I recently worked with a woman who was very successful in a "man's" career. In a field that hinges on personality, she flirted and build solid relationships as a woman in a man's world. It also didn't hurt that she delivered. I knew her at the zenith of her career, just as she turned sixty. At that age, the coquetry that is almost subliminal at thirty, is almost grotesque and she hadn't really learned any other way to interact. In recent years she's actually lost clients because she made them uncomfortable. Yet she has a sterling record and continues to set the standard for her male colleagues.
When I started working with her, we needed to hire a bi-lingual web designer, who also could troubleshoot hardware issues. It would be easier to find an orangutan who could dance swan lake. Still, I found one. And the candidate was a woman to boot. She spoke Spanish, had designed award-winning websites, and built her own computers.

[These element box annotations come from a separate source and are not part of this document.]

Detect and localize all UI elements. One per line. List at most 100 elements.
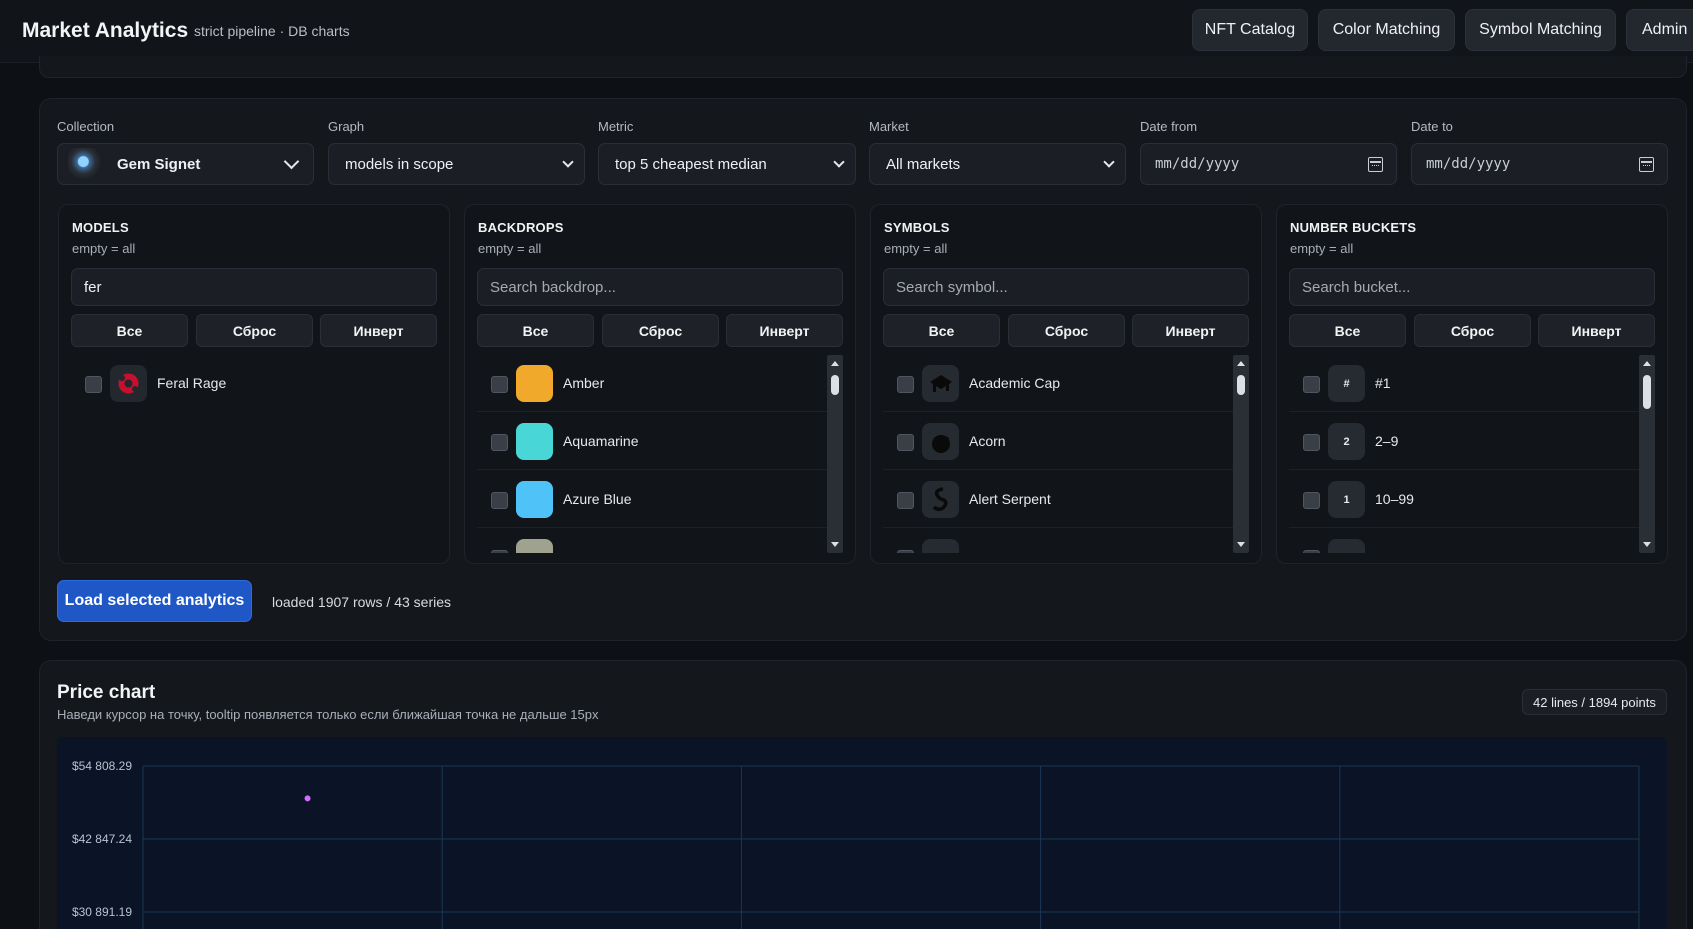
buckets-search-input[interactable] [1289,268,1655,306]
scrollbar-thumb[interactable] [1643,375,1651,409]
scrollbar[interactable] [827,355,843,553]
checkbox[interactable] [897,376,914,393]
checkbox[interactable] [491,550,508,553]
scroll-up-icon[interactable] [1237,361,1245,366]
bucket-badge: 1 [1328,481,1365,518]
list-item[interactable]: 1 10–99 [1289,471,1639,528]
serpent-icon [922,481,959,518]
models-search-input[interactable] [71,268,437,306]
list-item[interactable] [477,529,827,553]
load-status: loaded 1907 rows / 43 series [272,594,451,610]
list-item-label: Feral Rage [157,375,227,391]
scroll-up-icon[interactable] [1643,361,1651,366]
symbols-reset-button[interactable]: Сброс [1008,314,1125,347]
list-item-label: Aquamarine [563,433,639,449]
checkbox[interactable] [1303,434,1320,451]
scroll-down-icon[interactable] [831,542,839,547]
backdrops-title: BACKDROPS [478,220,564,235]
aquamarine-swatch [516,423,553,460]
models-all-button[interactable]: Все [71,314,188,347]
metric-value: top 5 cheapest median [615,155,767,173]
calendar-icon[interactable] [1368,157,1383,172]
scrollbar-thumb[interactable] [1237,375,1245,395]
checkbox[interactable] [1303,550,1320,553]
checkbox[interactable] [1303,492,1320,509]
checkbox[interactable] [1303,376,1320,393]
backdrops-panel: BACKDROPS empty = all Все Сброс Инверт A… [464,204,856,564]
list-item-label: Azure Blue [563,491,632,507]
backdrops-all-button[interactable]: Все [477,314,594,347]
amber-swatch [516,365,553,402]
models-invert-button[interactable]: Инверт [320,314,437,347]
buckets-list: # #1 2 2–9 1 10–99 [1289,355,1655,553]
checkbox[interactable] [897,550,914,553]
number-buckets-panel: NUMBER BUCKETS empty = all Все Сброс Инв… [1276,204,1668,564]
list-item[interactable]: 2 2–9 [1289,413,1639,470]
checkbox[interactable] [897,492,914,509]
calendar-icon[interactable] [1639,157,1654,172]
symbols-all-button[interactable]: Все [883,314,1000,347]
feral-rage-icon [110,365,147,402]
list-item[interactable] [1289,529,1639,553]
backdrops-search-input[interactable] [477,268,843,306]
graph-value: models in scope [345,155,454,173]
date-to-value: mm/dd/yyyy [1426,156,1511,172]
scroll-down-icon[interactable] [1237,542,1245,547]
list-item[interactable]: Aquamarine [477,413,827,470]
graph-select[interactable]: models in scope [328,143,585,185]
list-item-label: 10–99 [1375,491,1414,507]
list-item[interactable] [883,529,1233,553]
list-item[interactable]: # #1 [1289,355,1639,412]
nav-nft-catalog-button[interactable]: NFT Catalog [1192,9,1308,51]
y-tick-label: $42 847.24 [72,832,132,846]
list-item-label: #1 [1375,375,1391,391]
load-analytics-button[interactable]: Load selected analytics [57,580,252,622]
market-select[interactable]: All markets [869,143,1126,185]
checkbox[interactable] [491,376,508,393]
nav-admin-button[interactable]: Admin [1626,9,1693,51]
buckets-invert-button[interactable]: Инверт [1538,314,1655,347]
symbols-search-input[interactable] [883,268,1249,306]
backdrops-reset-button[interactable]: Сброс [602,314,719,347]
checkbox[interactable] [491,434,508,451]
list-item[interactable]: Academic Cap [883,355,1233,412]
list-item[interactable]: Alert Serpent [883,471,1233,528]
list-item-label: Academic Cap [969,375,1061,391]
bucket-badge: # [1328,365,1365,402]
symbols-invert-button[interactable]: Инверт [1132,314,1249,347]
metric-select[interactable]: top 5 cheapest median [598,143,856,185]
scrollbar-thumb[interactable] [831,375,839,395]
buckets-hint: empty = all [1290,241,1354,256]
list-item[interactable]: Azure Blue [477,471,827,528]
scroll-down-icon[interactable] [1643,542,1651,547]
price-chart[interactable]: $54 808.29 $42 847.24 $30 891.19 [57,737,1667,929]
backdrops-invert-button[interactable]: Инверт [726,314,843,347]
list-item[interactable]: Acorn [883,413,1233,470]
checkbox[interactable] [897,434,914,451]
date-to-label: Date to [1411,119,1453,134]
buckets-reset-button[interactable]: Сброс [1414,314,1531,347]
chevron-down-icon [283,153,300,170]
nav-color-matching-button[interactable]: Color Matching [1318,9,1455,51]
scrollbar[interactable] [1639,355,1655,553]
collection-select[interactable]: Gem Signet [57,143,314,185]
scroll-up-icon[interactable] [831,361,839,366]
models-reset-button[interactable]: Сброс [196,314,313,347]
graph-label: Graph [328,119,365,134]
list-item[interactable]: Feral Rage [71,355,421,412]
date-to-input[interactable]: mm/dd/yyyy [1411,143,1668,185]
nav-symbol-matching-button[interactable]: Symbol Matching [1465,9,1616,51]
buckets-all-button[interactable]: Все [1289,314,1406,347]
scrollbar[interactable] [1233,355,1249,553]
market-label: Market [869,119,909,134]
checkbox[interactable] [491,492,508,509]
checkbox[interactable] [85,376,102,393]
date-from-input[interactable]: mm/dd/yyyy [1140,143,1397,185]
y-tick-label: $54 808.29 [72,759,132,773]
symbols-panel: SYMBOLS empty = all Все Сброс Инверт Aca… [870,204,1262,564]
backdrop-swatch [516,539,553,553]
chart-svg[interactable]: $54 808.29 $42 847.24 $30 891.19 [57,737,1667,929]
list-item[interactable]: Amber [477,355,827,412]
data-point[interactable] [304,795,311,802]
chart-title: Price chart [57,682,156,703]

And her asking salary was ten thousand dollars less than my budget. I'd hit the HR manager's jackpot.
My female executive, the one who had cornered me in an office to detail all of the humiliations she'd born as an aging woman in a young man's world, rejected this candidate because she wasn't "attractive." She wouldn't present well to the clients. The woman's orthopedic oxfords were sited as an example of her lack of panache.
So, not only do we have the systemic subjugation of women, we have women who have survived and thrived in spite of the social and professional obstacles, using these same standards against other women. Women who pole dance as a work out, use those their pointy heels as daggers against women who don't.
Thank God in a man's world it's just dog-eat-dog, because the bitches are crazy.